Moins de 6000 voix séparent Ali Bongo de son grand rival .

L’attente fut longue à Libreville. La fumée blanche est sortie des urnes en milieu de soirée de ce mercredi 31 août. Plus de 24 heures de tractations  auront eu raison de la CENAP, la commission électorale, qui a validé la réélection du président sortant amputéé, il faut le préciser, d’un des représentants de l’opposition, démissionnaire.
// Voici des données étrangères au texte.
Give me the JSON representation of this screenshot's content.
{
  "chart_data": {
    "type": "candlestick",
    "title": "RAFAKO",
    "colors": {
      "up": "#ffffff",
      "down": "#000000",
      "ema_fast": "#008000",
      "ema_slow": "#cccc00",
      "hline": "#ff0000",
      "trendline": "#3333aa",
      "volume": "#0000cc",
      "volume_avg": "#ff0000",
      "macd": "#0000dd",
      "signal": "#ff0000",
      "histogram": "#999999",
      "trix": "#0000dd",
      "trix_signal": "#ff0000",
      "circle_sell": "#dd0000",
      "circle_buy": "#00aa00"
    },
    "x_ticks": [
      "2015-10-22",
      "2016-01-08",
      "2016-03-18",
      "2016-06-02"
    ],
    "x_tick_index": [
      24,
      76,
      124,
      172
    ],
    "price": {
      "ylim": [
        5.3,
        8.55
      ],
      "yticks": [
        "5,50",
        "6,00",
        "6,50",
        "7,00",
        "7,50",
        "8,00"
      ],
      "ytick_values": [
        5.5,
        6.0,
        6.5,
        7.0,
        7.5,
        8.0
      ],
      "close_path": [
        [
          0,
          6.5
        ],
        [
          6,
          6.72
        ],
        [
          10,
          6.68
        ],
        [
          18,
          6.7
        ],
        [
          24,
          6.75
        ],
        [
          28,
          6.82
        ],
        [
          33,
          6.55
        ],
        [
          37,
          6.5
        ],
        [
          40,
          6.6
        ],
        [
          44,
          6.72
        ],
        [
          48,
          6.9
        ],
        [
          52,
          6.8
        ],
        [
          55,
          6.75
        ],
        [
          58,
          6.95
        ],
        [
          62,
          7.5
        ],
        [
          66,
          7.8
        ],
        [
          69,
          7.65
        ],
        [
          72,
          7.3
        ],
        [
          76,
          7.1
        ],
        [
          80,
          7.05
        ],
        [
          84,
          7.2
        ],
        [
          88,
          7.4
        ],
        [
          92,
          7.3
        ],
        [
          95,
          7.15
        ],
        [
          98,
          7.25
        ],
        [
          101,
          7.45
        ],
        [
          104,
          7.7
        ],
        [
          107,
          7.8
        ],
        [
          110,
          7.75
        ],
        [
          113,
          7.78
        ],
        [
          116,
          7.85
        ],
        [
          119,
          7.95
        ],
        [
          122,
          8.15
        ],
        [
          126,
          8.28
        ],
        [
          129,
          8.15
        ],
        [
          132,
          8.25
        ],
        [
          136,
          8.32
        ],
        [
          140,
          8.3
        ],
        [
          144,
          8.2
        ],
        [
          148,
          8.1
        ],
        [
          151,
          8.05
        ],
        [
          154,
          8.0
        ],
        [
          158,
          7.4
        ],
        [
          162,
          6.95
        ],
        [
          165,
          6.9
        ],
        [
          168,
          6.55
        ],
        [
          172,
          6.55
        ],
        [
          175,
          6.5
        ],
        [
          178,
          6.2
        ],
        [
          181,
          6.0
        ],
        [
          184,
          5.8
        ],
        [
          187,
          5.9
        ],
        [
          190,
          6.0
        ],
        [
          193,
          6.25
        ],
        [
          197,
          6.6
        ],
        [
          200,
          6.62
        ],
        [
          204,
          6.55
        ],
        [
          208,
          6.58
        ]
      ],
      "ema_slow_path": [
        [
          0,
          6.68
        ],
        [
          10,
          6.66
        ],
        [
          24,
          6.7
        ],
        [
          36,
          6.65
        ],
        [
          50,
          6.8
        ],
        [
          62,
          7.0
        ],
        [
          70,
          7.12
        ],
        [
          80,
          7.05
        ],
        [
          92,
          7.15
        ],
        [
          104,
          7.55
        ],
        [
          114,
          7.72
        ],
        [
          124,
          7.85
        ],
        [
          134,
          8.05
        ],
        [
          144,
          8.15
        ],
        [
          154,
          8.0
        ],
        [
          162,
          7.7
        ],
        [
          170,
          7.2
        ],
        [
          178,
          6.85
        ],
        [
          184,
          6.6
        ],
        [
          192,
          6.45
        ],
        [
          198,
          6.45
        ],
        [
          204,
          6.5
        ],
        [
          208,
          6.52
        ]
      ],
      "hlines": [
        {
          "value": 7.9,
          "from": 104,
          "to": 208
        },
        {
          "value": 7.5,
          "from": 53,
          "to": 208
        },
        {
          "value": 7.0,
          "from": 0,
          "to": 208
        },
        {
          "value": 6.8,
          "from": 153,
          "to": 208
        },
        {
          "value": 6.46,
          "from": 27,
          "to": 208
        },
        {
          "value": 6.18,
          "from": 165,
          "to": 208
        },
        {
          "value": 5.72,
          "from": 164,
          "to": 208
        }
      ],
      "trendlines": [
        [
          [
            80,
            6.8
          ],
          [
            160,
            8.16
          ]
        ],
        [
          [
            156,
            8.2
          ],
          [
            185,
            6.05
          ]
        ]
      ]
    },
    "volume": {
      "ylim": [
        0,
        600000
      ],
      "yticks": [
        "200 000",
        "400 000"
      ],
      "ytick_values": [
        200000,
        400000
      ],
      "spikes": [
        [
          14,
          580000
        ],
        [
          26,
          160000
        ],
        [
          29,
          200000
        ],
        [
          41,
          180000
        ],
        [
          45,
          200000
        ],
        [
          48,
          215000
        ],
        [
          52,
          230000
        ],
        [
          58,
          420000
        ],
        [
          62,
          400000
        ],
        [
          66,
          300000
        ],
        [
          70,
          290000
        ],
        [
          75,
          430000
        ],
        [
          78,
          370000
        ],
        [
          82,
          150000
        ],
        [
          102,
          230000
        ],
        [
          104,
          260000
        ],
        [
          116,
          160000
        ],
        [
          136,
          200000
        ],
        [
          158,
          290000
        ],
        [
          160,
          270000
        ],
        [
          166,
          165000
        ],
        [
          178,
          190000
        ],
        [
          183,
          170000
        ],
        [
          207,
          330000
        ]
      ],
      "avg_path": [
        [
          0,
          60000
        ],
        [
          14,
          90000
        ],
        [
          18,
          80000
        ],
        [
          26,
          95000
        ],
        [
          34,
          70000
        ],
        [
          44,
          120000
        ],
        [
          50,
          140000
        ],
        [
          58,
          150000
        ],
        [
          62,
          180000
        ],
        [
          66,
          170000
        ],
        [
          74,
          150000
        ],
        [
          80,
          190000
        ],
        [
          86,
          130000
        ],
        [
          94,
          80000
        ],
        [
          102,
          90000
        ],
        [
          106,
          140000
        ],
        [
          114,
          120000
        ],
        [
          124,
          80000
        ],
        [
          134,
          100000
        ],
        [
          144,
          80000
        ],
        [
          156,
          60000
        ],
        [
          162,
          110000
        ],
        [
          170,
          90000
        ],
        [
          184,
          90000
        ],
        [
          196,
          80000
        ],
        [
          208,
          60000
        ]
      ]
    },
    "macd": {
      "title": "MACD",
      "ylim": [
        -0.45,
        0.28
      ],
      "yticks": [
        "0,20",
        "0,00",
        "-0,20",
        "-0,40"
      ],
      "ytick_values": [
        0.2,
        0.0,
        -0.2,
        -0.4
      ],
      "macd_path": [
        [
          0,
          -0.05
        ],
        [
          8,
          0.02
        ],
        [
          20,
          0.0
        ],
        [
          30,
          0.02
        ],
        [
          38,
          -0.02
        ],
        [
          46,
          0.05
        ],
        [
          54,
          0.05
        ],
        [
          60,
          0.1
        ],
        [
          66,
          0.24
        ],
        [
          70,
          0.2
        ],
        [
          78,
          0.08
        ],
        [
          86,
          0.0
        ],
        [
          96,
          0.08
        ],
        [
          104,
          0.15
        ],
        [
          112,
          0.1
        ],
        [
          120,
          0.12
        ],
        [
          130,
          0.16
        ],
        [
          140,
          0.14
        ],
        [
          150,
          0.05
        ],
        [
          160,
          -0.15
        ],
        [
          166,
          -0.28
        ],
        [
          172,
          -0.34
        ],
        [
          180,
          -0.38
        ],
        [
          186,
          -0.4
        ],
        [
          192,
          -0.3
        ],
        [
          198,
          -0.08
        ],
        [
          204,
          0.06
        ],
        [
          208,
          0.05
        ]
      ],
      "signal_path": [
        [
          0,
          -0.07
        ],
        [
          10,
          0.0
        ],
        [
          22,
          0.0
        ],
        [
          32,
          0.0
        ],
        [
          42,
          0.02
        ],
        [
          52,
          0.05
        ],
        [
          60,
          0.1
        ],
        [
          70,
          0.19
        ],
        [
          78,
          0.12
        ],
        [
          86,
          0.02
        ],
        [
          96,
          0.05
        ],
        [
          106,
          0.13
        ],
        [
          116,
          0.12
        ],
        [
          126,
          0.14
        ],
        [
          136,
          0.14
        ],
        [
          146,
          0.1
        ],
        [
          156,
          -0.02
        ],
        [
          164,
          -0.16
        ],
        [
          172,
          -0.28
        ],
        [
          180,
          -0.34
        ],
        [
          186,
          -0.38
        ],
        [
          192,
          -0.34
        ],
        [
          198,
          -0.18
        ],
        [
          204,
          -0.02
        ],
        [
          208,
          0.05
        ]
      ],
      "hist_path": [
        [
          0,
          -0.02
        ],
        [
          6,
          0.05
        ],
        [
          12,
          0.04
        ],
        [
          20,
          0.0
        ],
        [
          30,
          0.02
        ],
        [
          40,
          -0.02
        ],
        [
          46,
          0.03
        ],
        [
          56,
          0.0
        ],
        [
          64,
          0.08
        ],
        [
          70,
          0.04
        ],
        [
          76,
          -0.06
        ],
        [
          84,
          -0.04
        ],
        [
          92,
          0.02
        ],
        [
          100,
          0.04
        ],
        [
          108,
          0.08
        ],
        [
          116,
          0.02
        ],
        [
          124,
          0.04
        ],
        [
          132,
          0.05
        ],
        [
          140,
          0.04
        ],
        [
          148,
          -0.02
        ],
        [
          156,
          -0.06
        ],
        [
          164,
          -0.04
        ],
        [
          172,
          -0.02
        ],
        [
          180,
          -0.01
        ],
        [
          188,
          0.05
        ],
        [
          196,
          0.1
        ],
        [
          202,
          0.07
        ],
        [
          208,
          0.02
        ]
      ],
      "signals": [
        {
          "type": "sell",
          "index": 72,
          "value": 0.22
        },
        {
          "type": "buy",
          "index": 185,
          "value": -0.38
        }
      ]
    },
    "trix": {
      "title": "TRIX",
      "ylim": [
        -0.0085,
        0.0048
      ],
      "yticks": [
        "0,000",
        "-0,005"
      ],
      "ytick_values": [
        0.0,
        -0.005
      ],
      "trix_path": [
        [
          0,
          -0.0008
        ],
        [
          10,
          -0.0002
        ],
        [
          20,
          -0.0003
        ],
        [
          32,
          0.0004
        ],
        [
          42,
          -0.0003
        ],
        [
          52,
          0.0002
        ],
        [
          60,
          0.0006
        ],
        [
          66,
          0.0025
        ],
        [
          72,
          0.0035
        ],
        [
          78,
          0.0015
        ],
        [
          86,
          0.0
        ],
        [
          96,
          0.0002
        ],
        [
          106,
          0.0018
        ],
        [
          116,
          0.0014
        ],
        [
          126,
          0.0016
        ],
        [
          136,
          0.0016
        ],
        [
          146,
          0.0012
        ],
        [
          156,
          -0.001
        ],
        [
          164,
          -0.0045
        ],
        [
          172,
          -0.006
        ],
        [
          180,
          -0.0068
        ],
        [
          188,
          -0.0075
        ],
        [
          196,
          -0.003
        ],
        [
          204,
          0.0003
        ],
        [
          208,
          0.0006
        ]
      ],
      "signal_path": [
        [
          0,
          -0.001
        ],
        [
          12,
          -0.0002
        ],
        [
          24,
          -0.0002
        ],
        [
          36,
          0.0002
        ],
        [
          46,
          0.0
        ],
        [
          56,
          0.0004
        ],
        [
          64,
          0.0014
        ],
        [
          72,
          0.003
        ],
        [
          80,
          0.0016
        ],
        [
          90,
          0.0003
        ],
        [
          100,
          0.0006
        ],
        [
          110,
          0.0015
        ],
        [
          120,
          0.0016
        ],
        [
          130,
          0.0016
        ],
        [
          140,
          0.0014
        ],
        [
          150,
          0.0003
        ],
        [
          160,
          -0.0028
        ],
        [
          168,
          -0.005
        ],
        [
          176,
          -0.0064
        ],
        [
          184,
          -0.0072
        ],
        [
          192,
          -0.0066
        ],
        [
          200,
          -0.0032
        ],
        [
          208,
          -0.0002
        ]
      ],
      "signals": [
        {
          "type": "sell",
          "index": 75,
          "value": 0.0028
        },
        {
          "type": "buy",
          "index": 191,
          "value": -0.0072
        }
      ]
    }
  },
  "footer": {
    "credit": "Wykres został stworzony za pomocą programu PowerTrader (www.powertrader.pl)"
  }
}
Ali Bongo brigue un deuxième mandat de 7 ans au forceps, devançant Jean Ping, adversaire qui y aura cru jusqu’au bout. Moins de 6000 voix séparent les deux candidats. Dans les rues de Libreville, La frustration des partisans de Jean Ping rencontre les lacrymogènes…Les spéculations vont bon train.

Le Haut Ogouee, région natale de Bongo, a joué le rôle d’arbitre. Dernière à faire parvenir ses résultats, cette province a voté Bongo à plus 95%. Un ras de marée qui a englouti l’écart de 60 000 voix qui le séparait de son grand rival et permis au locataire du Palais de bord de mer de renouveler son septennat. A l’arrivée, Ali Bongo récolte 49,8% contre 48,23% pour son adversaire.
Ce scrutin, le plus serré de l’histoire de l’Afrique centrale, marque la naissance d’un nouveau Gabon. La victoire d’un peuple qui saura certainement puiser dans son âme profonde pour recoller les morceaux d’une unité nationale ébranlée par une campagne dure, âpre et sans concession. Il faut le dire, les mots ont volé parfois très bas.
Les réseaux sociaux, ces oracles des temps modernes, ont amplifié les infos et les rumeurs. Comme cette brouille diplomatique avec la Côte d’Ivoire du fait d’un conseiller de Ouattara qui aurait, dit-on, essayé de faire démissionner des membres de la Commission électorale (CENAP) au profit du candidat Jean Ping.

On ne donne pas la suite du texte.